Der Wasserstand in Kratie betrug am 6. Juli 10,28 m, was 2,75 m unter dem mehrjährigen Durchschnitt, 1,16 m unter dem Wert von 2022 und 0,6 m unter dem Wert von 2019 liegt.

Der Wasserstand im Tonle-Sap-See erreichte ebenfalls 1,65 m; das sind 2,49 m weniger als der mehrjährige Durchschnitt, 0,98 m weniger als im Jahr 2019, aber 0,23 m mehr als im Jahr 2019.

An der Station Tan Chau (am Tien-Fluss) wurde am 5. Juli ein Höchststand des Wasserstands von 1,45 m erreicht; dies ist 0,09 m niedriger als der Durchschnitt für den gleichen Zeitraum in den Vorjahren, 0,06 m höher als im Jahr 2022 und 0,09 m höher als im Jahr 2019.

An der Messstation Chau Doc (am Fluss Hau) wurde am 5. Juli ein Höchststand des Wasserstands von 1,67 m erreicht. Das sind 0,23 m mehr als der Durchschnitt für den gleichen Zeitraum in den Vorjahren, 0,2 m mehr als im Jahr 2022 und 0,2 m mehr als im Jahr 2019.

Die Wasserstände an den beiden flussaufwärts gelegenen Messstationen des Mekong sind im Allgemeinen höher als im gleichen Zeitraum der Vorjahre. Dies ist auf den Zufluss des Mekong aus dem Oberlauf und die Gezeiten zurückzuführen. Derzeit sinken die Wasserstände im Oberlauf des Mekong aufgrund der Niedrigwasserperiode.

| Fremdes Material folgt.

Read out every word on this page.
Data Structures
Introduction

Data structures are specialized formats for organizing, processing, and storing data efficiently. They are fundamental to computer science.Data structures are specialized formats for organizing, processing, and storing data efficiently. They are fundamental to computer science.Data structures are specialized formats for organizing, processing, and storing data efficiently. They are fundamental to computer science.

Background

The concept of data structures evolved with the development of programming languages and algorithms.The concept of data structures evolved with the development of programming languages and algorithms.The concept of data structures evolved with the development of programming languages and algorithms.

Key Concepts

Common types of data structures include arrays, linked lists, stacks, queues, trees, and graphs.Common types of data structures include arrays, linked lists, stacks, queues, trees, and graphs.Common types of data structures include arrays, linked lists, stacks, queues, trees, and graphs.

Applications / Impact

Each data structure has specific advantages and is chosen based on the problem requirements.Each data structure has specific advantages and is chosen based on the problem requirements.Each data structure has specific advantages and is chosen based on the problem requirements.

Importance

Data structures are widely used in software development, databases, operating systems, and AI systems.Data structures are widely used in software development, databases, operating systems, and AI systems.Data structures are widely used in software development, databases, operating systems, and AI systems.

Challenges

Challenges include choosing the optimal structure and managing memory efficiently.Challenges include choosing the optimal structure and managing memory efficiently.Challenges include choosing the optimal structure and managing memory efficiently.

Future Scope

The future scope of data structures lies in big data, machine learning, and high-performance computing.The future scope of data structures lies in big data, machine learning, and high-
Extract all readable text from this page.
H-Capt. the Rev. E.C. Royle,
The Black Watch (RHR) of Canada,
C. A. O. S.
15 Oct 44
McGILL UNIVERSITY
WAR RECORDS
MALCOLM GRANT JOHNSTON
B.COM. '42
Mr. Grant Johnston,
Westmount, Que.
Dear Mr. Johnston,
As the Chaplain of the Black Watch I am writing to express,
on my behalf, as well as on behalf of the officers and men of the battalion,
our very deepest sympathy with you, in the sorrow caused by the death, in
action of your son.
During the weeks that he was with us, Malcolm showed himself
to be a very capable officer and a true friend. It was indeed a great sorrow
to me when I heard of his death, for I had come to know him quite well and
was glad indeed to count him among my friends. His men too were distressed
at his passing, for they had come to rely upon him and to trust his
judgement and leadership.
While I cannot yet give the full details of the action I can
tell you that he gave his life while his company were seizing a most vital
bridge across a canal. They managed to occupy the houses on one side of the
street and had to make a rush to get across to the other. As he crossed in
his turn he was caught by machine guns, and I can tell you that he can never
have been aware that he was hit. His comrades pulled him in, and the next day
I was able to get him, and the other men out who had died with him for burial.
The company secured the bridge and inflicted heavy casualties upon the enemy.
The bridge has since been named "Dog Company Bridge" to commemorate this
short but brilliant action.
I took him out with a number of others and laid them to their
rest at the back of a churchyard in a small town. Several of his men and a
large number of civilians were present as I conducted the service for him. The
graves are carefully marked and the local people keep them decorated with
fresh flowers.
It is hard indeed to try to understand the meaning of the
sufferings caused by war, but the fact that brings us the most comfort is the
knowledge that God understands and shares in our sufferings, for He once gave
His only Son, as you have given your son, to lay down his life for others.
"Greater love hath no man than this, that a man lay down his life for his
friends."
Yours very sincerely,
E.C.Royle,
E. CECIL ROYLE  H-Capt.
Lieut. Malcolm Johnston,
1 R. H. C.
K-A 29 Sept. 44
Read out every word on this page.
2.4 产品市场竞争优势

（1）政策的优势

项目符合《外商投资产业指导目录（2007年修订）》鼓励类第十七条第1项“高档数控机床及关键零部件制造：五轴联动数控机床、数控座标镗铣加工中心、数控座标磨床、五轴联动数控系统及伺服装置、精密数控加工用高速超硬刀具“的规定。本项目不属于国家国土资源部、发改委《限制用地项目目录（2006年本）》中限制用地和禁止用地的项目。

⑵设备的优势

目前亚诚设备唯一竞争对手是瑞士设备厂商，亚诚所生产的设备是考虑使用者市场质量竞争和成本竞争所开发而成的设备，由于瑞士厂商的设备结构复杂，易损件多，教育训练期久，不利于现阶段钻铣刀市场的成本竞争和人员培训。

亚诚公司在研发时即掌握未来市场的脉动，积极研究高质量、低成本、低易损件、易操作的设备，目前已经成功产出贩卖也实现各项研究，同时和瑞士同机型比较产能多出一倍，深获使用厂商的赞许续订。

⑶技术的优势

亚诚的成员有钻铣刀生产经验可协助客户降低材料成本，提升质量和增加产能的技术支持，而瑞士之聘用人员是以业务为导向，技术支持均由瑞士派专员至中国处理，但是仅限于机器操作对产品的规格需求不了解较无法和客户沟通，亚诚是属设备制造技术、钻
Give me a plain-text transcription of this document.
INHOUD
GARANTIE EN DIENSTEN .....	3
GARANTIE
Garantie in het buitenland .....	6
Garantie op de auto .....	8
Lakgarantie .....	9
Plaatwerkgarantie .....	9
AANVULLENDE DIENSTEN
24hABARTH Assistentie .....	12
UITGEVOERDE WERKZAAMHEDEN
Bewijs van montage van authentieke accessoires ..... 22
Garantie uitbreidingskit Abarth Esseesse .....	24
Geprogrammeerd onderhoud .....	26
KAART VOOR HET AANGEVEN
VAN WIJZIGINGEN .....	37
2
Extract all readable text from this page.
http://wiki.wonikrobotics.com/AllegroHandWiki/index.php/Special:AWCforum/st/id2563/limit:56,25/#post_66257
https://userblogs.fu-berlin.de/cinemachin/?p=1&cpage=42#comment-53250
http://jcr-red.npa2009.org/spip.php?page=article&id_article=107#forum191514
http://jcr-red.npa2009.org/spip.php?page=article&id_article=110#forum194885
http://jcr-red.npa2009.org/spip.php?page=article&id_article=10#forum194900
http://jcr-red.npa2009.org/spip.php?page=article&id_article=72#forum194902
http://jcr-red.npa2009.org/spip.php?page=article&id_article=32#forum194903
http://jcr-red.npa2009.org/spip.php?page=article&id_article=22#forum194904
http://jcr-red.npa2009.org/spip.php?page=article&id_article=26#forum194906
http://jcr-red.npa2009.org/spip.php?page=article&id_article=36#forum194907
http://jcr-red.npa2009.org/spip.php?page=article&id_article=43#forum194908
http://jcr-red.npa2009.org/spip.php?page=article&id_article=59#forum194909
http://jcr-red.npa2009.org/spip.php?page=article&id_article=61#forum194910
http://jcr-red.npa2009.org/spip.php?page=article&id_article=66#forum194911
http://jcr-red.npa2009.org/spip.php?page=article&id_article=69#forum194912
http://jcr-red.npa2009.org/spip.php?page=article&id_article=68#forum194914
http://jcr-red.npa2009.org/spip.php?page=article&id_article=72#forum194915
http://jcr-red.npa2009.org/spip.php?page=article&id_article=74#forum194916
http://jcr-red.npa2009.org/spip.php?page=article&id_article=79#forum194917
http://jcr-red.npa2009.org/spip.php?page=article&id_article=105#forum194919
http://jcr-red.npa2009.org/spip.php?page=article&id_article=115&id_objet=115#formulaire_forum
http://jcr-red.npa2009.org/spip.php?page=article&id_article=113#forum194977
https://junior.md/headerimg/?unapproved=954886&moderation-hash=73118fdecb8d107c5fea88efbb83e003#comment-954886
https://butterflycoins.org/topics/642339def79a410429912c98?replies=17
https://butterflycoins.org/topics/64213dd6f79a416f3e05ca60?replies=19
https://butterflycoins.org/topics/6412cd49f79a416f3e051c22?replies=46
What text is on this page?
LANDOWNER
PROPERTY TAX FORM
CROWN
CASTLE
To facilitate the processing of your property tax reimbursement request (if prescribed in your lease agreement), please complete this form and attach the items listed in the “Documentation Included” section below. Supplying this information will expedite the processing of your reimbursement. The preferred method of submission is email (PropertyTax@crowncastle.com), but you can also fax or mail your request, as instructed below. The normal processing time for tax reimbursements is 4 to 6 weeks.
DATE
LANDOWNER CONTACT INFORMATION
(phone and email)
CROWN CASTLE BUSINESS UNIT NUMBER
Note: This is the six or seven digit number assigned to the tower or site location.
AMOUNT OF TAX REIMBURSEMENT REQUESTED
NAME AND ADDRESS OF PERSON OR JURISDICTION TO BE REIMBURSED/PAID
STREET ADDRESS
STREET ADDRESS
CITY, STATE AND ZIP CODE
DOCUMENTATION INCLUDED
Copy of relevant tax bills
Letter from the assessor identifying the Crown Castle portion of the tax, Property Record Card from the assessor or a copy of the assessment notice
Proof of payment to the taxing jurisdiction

SIWRP berichtet, dass die Wasserstände an den Messstationen flussaufwärts des Mekong Ende Juni weiterhin relativ niedrig waren. Am Tonle-Sap-See entsprachen die Wasserstände lediglich denen von 2015 und 2019 – Jahren mit sehr niedrigen Hochwasserständen zu Beginn der Saison und El-Niño-Ereignissen. Die Niederschlagsprognose für Juli im Einzugsgebiet geht jedoch von überdurchschnittlichen Niederschlägen aus, was darauf hindeutet, dass sich die Wasserstände flussaufwärts bis Ende des Monats verbessern könnten. Konkret wird für Tan Chau Ende Juli ein Hochwasserstand von 2,2 m prognostiziert. Dieser Pegelstand dürfte die Reisanbaugebiete im Oberlauf des Mekong, die Sommer-Herbst- und Herbst-Winter-Reis produzieren, voraussichtlich nicht beeinträchtigen.